Jason Bond posted on Monday, August 21, 2006 - 11:30 am

DATA:
FILE IS "I:\MyFiles\Trajectories\AA-Tx-Careers\ZIP\AA-TX-traj.dat";

Data Widetolong:
Wide = aacapt1 aacapt2 aacapt3 aacapt4 aacapt5 |
rqtrtmt1 qtrtmnt2 qtrtmnt3 qtrtmnt4 qtrtmnt5 |
time1 time2 time3 time4 time5;

Long = aacap | qtrtmnt | time;
IDvariable = id;
Repitition = time;

VARIABLE:
NAMES = id
aacapt1 aacapt2 aacapt3 aacapt4 aacapt5
rqtrtmt1 qtrtmnt2 qtrtmnt3 qtrtmnt4 qtrtmnt5
time1 time2 time3 time4 time5;

USEVARIABLES ARE id time aacap qtrtmnt;
Count = aacapt1-aacapt5 (i);
!(SHOULD THIS BE INSTEAD STATED AS:
!COUNT = AACAP (I); ?)
Cluster = id;
Within = time qtrtmnt;
Classes = C(2);
MISSING ARE ALL (-9);
IDvariable = id;

ANALYSIS:
TYPE = Twolevel Mixture Missing;
STARTS = 10 5;
ESTIMATOR = MLF;
!(I IMAGINE THIS WILL REQUIRE INTEGRATION)

MODEL:
%WITHIN%
%OVERALL%
s q | aacap on time;
si qi | aacap on time;

%c#1%
aacapt on qtrtmt;

%BETWEEN%
%OVERALL%
s q | aacap on time;
si qi | aacap on time;

%c#1%
aacapt on qtrtmt;

OUTPUT: TECH1 TECH8;

Linda K. Muthen posted on Monday, August 21, 2006 - 3:55 pm

Looking at an input to determine if you are specifying a model in a particular way is difficult. My suggestion is to run the input and see if you get what you expect in the model results. If you don't, then I would send the input, data, output, license number and a description of which parameters you are not obtaining to support@statmodel.com.

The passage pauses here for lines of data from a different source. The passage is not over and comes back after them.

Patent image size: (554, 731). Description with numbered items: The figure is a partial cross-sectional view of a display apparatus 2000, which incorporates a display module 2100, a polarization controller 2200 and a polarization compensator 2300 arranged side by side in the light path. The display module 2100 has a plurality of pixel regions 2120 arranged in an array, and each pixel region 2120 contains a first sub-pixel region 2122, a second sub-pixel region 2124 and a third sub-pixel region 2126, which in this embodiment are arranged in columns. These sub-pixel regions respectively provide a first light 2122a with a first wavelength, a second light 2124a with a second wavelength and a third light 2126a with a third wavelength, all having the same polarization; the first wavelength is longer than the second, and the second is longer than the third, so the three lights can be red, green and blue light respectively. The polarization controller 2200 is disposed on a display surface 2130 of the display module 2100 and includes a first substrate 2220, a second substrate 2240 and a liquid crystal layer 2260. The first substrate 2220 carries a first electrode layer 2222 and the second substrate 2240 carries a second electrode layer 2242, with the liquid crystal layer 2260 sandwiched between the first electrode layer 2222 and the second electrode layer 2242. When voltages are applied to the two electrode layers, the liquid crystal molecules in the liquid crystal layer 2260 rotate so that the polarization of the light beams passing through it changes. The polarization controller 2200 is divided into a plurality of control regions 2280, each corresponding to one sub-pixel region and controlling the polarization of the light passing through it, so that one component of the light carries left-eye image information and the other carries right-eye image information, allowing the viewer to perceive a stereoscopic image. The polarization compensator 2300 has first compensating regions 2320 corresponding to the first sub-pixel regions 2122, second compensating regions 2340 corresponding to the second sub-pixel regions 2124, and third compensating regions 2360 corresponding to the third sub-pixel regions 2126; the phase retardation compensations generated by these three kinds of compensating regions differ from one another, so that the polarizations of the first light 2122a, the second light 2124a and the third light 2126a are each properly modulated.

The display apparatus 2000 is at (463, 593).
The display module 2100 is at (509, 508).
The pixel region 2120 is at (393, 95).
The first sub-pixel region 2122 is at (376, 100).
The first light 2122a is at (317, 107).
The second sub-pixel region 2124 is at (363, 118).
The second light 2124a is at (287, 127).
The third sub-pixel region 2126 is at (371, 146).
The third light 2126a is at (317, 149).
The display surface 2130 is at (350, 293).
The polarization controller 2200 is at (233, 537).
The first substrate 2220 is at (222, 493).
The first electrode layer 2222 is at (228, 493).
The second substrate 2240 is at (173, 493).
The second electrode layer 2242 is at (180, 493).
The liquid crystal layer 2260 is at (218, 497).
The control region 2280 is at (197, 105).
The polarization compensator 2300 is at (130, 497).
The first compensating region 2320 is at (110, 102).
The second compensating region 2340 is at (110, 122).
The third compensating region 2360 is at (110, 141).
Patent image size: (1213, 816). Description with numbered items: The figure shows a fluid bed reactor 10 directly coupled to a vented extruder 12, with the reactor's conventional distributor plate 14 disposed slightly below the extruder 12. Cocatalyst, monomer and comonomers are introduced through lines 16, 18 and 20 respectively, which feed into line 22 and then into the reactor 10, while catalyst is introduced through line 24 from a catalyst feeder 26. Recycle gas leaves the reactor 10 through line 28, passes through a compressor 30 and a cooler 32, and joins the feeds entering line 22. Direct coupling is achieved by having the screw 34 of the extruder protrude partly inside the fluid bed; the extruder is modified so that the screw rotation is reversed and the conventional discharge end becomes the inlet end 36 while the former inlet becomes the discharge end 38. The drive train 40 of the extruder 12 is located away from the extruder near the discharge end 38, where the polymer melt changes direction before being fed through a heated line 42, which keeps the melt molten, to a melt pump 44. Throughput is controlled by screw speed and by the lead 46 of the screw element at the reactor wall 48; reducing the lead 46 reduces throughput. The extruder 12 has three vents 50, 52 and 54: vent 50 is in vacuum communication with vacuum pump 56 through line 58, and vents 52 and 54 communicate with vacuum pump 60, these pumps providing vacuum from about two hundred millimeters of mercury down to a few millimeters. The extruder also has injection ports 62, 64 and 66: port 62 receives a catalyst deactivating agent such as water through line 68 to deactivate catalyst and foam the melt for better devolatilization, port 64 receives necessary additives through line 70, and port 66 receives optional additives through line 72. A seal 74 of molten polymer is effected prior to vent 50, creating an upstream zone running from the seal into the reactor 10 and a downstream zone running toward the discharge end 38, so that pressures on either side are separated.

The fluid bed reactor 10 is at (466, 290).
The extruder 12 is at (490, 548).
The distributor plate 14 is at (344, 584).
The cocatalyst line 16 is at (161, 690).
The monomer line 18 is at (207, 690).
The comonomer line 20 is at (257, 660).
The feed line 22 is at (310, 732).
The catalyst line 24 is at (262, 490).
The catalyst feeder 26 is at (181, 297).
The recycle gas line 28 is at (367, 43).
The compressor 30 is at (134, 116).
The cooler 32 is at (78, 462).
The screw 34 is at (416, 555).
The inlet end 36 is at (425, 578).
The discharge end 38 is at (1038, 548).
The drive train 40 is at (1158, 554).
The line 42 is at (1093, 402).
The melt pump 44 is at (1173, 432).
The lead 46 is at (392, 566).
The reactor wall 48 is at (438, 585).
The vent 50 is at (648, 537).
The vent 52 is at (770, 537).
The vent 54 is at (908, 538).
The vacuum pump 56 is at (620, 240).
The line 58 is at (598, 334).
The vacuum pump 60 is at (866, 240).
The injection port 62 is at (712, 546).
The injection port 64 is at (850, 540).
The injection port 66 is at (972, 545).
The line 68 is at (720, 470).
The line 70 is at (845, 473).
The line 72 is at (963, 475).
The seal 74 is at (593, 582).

Bengt O. Muthen posted on Monday, August 21, 2006 - 3:58 pm

A quick look at this says that you should try it with

!COUNT = AACAP (I); ?)

Also, in the MODEL paragraph, you want to have the regression

%c#1%
aacapt on qtrtmt;

in the %Overall% part also.

Mplus will tell you that you need integration.

If you get stuck on this, the quickest solution is to send all materials to support@statmodel.com.

One more important thing - note that the mixture option refers to a latent class variable that varies across units on the Within level; it is not a between-level variable. - When you do the growth as twolevel, you have person on the between level. Typically, persons, not time have mixtures. See the twolevel mixture examples.